[RFC] external revsets and templates

Thu Jul 14 17:22:14 EDT 2016

On Wed, 2016-07-13 at 21:17 +0100, Jun Wu wrote:
> We have similar URL concepts for [hooks] and "hg import". I wonder if the
> customized protocols like "shell:", "python:", etc. make sense to be shared
> among different places, at least "hg import".
> 
> A practical use-case is Phabricator or Patchwork integration.
> 
> Excerpts from Matt Mackall's message of 2016-07-13 13:37:08 -0500:
> > 
> > These are features we've been playing with a bit in the new review flow:
> > 
> > https://www.mercurial-scm.org/wiki/AcceptProcess#Setting_up_the_revset_helpe
> > r 
> > 
> > These have been extremely useful and I'd like to make them core feature, so
> > I'd
> > like to further iron out the syntax and feature set before moving forward.
> > 
> > Currently, external revsets works like this:
> > 
> >  [extrevset]
> >  foo = shell:some-shell-command
> > 
> > Then some-shell-command is expected to return a series of Mercurial
> > identifiers
> > (hash, rev, tag..), one per line. When "foo" is used in a revset, Mercurial
> > calls the shell command, looks up each result, and returns a corresponding
> > revset.
> > 
> > I think we should also be able to support arguments:
> > 
> >  [extrevset]
> >  cvs = shell:/path/to/lookup-cvs-rev $1
> > 
> > Then we can do:
> > 
> >  $ hg log -r "cvs(123)"
> > 
> > Also, we should allow data sources that are arbitrary URLs:
> > 
> >  [extrevset]
> >  tested = url:http://build.corp.example.com/hg-tested.dat
> >  good = url:http://build.corp.example.com/hg-passed.dat
> >  deployed = url:http://prod.example.com/hg-deployed.cgi
> >  fulltext = url:http://hg
> > -fulltext-db.example.com/query?string=$1
> > 
> > ..which will allow very easy integration with complex production automation.
> > The
> > url: piece might be redundant here? We might also allow calling Python,
> > similar
> > to how we allow it in hooks.
> +1 for removing "url:".
>  
> > 
> > My current implementation has no caching, which is usually fine. My plan is
> > to
> > cache the non-argument version for the repo object lifetime and leave the
> > argument version uncached, but the chg use case might need a better plan.
> If invocation time is negligible, I think the cache can also be implemented
> in the scripts, which would work across hg processes and have better control
> on TTL.
> 
> chg does not make the repo object persistent and it would be hard to do that
> correctly with positive perf impact. I think it's not a concern.
>  
> > 
> > External templates are very similar and allow adding data to the display
> > side
> > (including in hgweb!). Instead of simply getting a list of revisions, it
> > gets a
> > list of revision[space]description pairs. For instance, I can currently get
> > a
> > list of reviewers on draft changesets thusly:
> > 
> >  [exttemplate]
> >  reviewers = shell:ssh mercurial-cm accept/reviewed
> > 
> > ..and simply add {reviewers} to my log template. Again, this can be used for
> > many things, like displaying number of test failures, deployment status,
> > mappings to other SCMs or review tools.
> > 
> > Caching here is more important as templates get evaluated once per
> > changeset. My
> > current hack keeps a global cache, but caching per repo is probably saner.
> > 
> > Because the data format for external templates is a superset of the one used
> > by
> > external revsets, the same source can probably be shared in the cases where
> > it
> > makes sense.
> > 
> > Thoughts?
> With HTTP considered, if we respect the Cache-Control header, we may want to
> do similar stuff for "shell:", maybe by parsing stderr for special text. But
> that sounds unnecessarily complex at least for the first version.
> 
> Same as the above, I think it will be cleaner if we let the script do its
> own caching and don't think about HTTP and TTLs.
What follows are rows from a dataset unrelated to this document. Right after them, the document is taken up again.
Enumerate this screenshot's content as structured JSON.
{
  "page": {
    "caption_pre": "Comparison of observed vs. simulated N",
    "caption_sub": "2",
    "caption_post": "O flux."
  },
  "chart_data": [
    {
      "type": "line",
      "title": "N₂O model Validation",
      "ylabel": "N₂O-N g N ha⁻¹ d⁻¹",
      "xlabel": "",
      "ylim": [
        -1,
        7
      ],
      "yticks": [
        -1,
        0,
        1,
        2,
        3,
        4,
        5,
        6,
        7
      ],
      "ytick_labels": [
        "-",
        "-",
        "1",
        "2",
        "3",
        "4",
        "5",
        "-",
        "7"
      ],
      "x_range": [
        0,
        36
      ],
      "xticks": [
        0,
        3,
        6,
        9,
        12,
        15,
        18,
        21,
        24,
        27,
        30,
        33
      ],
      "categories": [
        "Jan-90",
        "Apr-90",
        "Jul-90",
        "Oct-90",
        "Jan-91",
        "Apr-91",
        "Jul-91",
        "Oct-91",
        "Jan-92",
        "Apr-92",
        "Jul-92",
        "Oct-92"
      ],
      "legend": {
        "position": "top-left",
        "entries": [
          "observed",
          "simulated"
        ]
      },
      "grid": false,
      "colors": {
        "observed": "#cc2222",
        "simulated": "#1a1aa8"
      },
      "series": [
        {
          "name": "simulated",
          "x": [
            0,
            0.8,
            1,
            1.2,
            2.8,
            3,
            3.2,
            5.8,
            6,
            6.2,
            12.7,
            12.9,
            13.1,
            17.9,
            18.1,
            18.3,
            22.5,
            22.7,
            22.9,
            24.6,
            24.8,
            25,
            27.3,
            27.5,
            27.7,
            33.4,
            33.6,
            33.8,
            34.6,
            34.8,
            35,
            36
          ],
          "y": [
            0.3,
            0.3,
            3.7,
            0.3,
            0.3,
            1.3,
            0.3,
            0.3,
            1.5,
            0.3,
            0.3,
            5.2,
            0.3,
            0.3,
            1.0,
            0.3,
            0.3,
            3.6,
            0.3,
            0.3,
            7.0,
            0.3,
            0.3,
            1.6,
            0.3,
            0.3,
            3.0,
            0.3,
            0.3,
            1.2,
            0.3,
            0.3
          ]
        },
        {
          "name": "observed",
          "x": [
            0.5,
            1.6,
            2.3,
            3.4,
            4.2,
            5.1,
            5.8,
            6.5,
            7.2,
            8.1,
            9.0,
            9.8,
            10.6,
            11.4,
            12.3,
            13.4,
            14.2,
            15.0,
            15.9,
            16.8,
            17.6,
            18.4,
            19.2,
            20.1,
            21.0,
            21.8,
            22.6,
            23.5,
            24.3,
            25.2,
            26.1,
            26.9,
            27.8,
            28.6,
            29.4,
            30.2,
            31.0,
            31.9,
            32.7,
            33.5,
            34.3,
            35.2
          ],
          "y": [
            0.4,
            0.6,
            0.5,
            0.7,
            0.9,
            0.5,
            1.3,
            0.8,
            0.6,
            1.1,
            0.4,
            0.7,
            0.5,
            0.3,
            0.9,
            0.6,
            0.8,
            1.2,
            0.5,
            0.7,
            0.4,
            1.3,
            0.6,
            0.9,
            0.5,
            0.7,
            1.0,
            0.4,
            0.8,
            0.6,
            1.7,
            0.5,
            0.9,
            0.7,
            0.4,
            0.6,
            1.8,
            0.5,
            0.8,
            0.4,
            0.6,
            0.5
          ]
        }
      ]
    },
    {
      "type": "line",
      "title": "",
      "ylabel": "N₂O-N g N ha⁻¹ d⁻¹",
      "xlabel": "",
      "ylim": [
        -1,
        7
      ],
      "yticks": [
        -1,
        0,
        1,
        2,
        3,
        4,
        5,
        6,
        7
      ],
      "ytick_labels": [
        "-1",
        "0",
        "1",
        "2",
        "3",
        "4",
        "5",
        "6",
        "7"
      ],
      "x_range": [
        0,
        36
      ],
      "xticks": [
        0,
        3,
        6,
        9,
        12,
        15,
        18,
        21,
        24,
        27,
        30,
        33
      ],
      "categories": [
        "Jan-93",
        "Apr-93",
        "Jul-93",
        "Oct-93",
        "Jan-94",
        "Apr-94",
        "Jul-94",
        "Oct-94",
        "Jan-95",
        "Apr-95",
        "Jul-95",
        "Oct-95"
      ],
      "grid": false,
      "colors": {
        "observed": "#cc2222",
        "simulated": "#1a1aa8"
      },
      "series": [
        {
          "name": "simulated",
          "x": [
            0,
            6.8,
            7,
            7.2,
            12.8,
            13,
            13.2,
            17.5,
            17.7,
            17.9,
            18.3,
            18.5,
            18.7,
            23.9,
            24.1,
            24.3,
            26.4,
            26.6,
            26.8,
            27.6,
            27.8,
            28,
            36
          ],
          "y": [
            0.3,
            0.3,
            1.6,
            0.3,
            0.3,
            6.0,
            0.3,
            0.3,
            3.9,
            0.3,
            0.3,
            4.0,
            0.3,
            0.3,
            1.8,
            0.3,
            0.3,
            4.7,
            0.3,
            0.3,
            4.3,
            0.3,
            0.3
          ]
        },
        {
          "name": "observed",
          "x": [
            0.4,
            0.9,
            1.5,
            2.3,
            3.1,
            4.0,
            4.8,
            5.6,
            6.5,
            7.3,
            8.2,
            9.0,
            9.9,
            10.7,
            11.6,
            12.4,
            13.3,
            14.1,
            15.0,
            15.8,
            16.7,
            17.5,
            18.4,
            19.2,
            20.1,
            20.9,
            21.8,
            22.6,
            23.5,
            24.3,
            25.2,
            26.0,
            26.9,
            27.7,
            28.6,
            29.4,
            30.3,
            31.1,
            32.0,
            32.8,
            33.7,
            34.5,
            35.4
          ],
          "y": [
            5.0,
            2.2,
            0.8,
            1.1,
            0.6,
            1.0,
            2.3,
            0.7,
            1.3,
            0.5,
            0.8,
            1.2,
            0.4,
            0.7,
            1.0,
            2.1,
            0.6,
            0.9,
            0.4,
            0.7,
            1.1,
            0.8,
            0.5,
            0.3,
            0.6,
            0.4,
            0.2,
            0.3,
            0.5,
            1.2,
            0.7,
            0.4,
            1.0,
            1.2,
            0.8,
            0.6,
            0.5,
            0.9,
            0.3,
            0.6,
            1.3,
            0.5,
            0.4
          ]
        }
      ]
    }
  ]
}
We want to avoid calling out to a data source 50 times to show 50 log entries..
so we need to cache results across more than one template invocation. And since
we don't know whether a template element is needed until we evaluate a template
and we also don't want to call data sources we don't use, we need to do some
sort of caching-at-first-use.

-- 
Mathematics is the supreme nostalgia of our time.